Tomăš G. Mazaryk: Russische Geistes- und Religionsgeschichte, 1913

Bd. 1, FfM 1992

Die zerntralisierende Administration vollendete, was sie ökonomischen Verhältnisse begonnen hatten – eigentlich kam zu der privatrechtlichen die öffentlichrechtliche Ökonomie hinzu: der neue Staat brauchte für seine Einrichtungen mehr Geld, das wenig bevölkerte Land brauchte Arbeitshände, das Heer Soldaten,, und so wurde der Bauer „befestigt“ – „Befestigung“ (prikrĕplenie) ist der russische Ausdruck für die Hörigkeit und Schollenpflichtigkeit, aber auch für die Leibeigenschaft, due sich aus der Hörigkeit bald entwickelte. (S. 29)

Die russische Leibeigenschaft ist von der europäischen dadurch verschieden, dass sie ältere Mirverfassung beibehalten wurde; aber der Mir und sein Agrarkommunismus hat eine andere wirtschaftliche und rechtliche Bedeutung erlangt. Die wachsende Macht des Großfürsten und Zaren zeitigte die Vorstellung, der gesamte Boden sei sein Eigentum und werde den Gutsherren und durch diese den Bauern zu Nutznießung überlassen; faktisch waren die Gutsherren neben dem Großfürsten Eigentümer des Bodens, sowohl ihres Familiengutes als auch des Bauerngutes.
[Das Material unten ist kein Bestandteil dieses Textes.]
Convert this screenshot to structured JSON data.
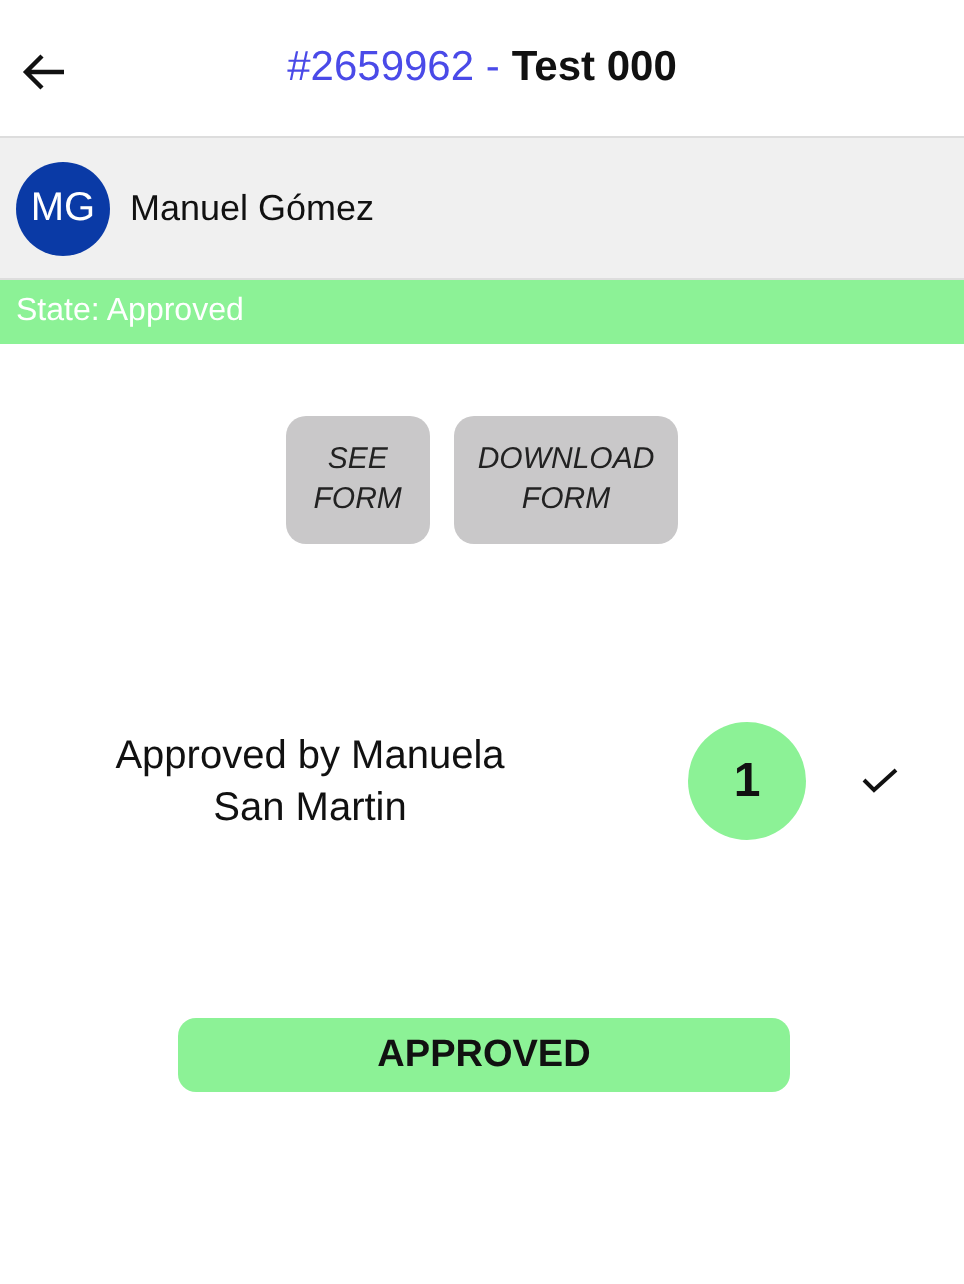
{
  "header": {
    "number": "#2659962 -",
    "title": "Test 000"
  },
  "user": {
    "initials": "MG",
    "name": "Manuel Gómez"
  },
  "state": {
    "label": "State: Approved",
    "approved": true
  },
  "actions": [
    "SEE\nFORM",
    "DOWNLOAD\nFORM"
  ],
  "steps": [
    {
      "label": "Approved by Manuela San Martin",
      "number": "1",
      "approved": true
    }
  ],
  "result": {
    "label": "APPROVED",
    "approved": true
  }
}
Der Gutsherr konnte darum des Bauer aus der Gemeinde nach dem Belieben wegnehmen und hineinbringen.

Der zentralisierte Staat benutzte den Mir fiskalisch dadurch, dass er die Steuern von der ganzen Gemeinde, nicht von den einzelnen Bauern eintrieb; diese Gemeinbürgschaft hat den Mir fester gefügt und ihm eine gewisse Macht über den einzelnen verliehen; aber die Theorie, der Mit sei überhaupt aus der Gemeinbürgschaft entstanden, ist unrichtig. (S. 31)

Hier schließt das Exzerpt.